Einige Tage darauf erhielten wir Befehle zum Einpacken; die Gallionen waren gerüstet, und wir schickten uns ein. Die ganze langweilige Ueberfahrt hindurch beschäftigte ich mich damit, aus meinen Erfahrungen Resultate zu ziehen; eine für mich so angenehme Untersuchung, daß es mir leid that, als man die Küste von Amerika sah, und wir uns ausschiffen mußten. Der Aufruhr ward bald gestillt, und ich erhielt ein Jahr darauf Urlaub, meine Familie besuchen zu dürfen. Vier Tage war ich in Kadix angekommen und hatte mich in meiner alten Wohnung, um von meiner Ermüdung auszuruhen, verborgen gehalten, als ich ein Briefchen von folgendem Inhalte aber ohne alle Unterschrift erhielt:

»Sehen Sie, ich bin ein Mann von Wort. Ein Jahr lang habe ich auf Ihre Zurückkunft gewartet. Wie sehr freue ich mich darüber. Welche Entdeckungen habe ich Ihnen mitzutheilen. Um neun Uhr besuche ich Sie.«

*

Hier wurde Jakob in seiner Erzählung von seinen beyden Kindern unterbrochen, welche: »der Vater kommt!« riefen. Er konnte mir nichts weiter hinzusetzen, als: »das ist der Mann, Don Karlos!« Ich sah ihn erstaunt an, und wollte eben in die Worte ausbrechen: »Wie? Sie kennen mich?« als der Erwartete hereintrat.

Es war eine lange Figur, der ein schon hohes Alter indessen den vortreflichsten, regelmäßigen Bau nicht zu nehmen vermocht hatte.

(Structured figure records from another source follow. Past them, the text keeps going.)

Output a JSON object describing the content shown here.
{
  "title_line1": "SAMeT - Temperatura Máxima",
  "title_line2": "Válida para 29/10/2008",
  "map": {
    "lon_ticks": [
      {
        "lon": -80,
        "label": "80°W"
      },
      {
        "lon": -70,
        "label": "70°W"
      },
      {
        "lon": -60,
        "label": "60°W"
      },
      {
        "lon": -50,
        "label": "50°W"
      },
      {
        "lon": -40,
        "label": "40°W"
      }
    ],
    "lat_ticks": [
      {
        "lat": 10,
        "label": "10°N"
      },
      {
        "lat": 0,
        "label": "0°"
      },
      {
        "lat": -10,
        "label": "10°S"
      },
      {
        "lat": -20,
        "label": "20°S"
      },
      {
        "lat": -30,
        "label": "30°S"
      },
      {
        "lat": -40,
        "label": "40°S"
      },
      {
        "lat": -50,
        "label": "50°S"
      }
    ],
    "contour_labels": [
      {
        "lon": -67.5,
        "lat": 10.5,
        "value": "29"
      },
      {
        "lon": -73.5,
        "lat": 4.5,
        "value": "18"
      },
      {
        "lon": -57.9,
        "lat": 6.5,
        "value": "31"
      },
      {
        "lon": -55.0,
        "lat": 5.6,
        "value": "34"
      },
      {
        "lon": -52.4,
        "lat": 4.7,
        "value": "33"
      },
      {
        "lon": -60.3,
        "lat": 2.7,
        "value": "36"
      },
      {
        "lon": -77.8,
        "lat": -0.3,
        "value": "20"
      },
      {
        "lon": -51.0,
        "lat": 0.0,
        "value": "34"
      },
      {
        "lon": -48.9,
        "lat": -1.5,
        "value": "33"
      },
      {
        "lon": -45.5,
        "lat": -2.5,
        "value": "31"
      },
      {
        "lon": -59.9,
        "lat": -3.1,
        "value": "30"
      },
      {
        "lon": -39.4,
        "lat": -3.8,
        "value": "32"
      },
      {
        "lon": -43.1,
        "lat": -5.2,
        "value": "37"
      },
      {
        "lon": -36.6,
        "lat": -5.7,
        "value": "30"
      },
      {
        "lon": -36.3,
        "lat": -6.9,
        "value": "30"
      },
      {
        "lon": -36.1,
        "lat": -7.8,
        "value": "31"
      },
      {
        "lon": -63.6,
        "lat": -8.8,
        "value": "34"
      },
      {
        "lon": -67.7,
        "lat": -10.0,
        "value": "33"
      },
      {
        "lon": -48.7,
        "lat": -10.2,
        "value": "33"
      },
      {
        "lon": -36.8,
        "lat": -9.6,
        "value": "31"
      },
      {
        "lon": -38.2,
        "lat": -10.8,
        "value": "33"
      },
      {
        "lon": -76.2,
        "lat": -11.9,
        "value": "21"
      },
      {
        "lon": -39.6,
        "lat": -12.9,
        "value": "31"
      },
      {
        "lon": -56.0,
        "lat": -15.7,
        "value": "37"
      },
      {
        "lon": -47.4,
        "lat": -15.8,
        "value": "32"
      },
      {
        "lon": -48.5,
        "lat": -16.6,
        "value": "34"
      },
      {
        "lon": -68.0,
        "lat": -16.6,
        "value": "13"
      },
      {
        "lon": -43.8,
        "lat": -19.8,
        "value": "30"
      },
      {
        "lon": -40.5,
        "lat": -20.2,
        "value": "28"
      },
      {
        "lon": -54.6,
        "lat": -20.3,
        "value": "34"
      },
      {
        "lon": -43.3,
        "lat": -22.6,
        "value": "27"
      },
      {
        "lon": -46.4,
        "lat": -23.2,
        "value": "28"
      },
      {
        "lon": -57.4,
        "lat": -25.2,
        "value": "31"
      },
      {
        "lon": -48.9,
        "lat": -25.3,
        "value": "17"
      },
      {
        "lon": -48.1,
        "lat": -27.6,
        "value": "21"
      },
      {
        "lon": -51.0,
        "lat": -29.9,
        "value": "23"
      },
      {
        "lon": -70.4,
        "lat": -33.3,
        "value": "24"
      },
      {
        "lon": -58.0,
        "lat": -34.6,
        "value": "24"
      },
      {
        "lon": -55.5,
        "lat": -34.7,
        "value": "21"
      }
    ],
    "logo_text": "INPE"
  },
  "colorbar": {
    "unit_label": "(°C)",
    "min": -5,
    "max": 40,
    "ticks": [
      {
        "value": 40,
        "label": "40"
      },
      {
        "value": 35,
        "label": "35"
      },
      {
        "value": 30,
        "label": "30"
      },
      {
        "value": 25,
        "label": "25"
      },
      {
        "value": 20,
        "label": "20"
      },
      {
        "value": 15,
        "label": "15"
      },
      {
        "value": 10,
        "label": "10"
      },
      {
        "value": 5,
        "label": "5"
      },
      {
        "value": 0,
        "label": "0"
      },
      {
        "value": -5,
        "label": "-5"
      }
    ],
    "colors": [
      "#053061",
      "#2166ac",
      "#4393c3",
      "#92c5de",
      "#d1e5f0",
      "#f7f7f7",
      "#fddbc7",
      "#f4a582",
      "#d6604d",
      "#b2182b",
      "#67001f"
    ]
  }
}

Aber im Gesichte war ein großes, funkelndes Auge, die einzige Schönheit, welche er aus der Fluth der Leidenschaften noch hatte retten können. Alle Begierden waren sichtbar darin auf einander gefolgt, und jede war, wie sie sich genähert hatte, in einer allgemeinen Kälte miterstarrt, welche auf irgend einen entsetzlichen Auftritt hinzeigte, in dem sie die Gesichtsmuskeln ergriffen haben mußte. Allenthalben sah man noch die Trümmer dieser Leidenschaften, und wenn eine von ihnen wieder hervorkam, so schienen auch alle anderen noch einmal aufzuleben; eine Erinnerung vormals gehabter Ideen stieß die andere an, und alle Neigungen liefen wechselsweis über die ganze Gesichtsfläche hinweg. Ich hatte Zeit, dies alles genau zu beobachten; denn nachdem er mich mit einem Blicke gefaßt hatte, stellte er sich, mit dem Gesichte nach mir zu, eine Zeitlang an das Feuer hin, um sich die Hände zu wärmen. Ohne einen Laut hervorzubringen, senkte er einen schwermüthigen Blick auf die Flamme hinab, dann bald auf die Kinder, die neben ihm spielten, dann bald auf das Weib, auf Jakob, und mich. Er schien etwas in der Hütte zu vermissen, oder sich mit etwas Fremden nicht sogleich bekannt machen zu können.

Endlich setzte er sich zu uns. »Sie kommen von Saragossa, Sennor,« redete er mich an. Jakob bejahete es für mich. »Die Nacht war sehr stürmisch,« setzte er hinzu; »danken Sie es Ihrem Glücke, daß es Sie hieher geführt hat. Diese Hütte ist im ganzen Walde die einzige, und Sie hätten eine sehr böse Nacht haben können, wenn sie dieselbe verfehlt hätten.«

»Der Waldgeist hat diese Nacht auch wieder getobt, lieber Vater,« fiel ihm das junge Weib ein.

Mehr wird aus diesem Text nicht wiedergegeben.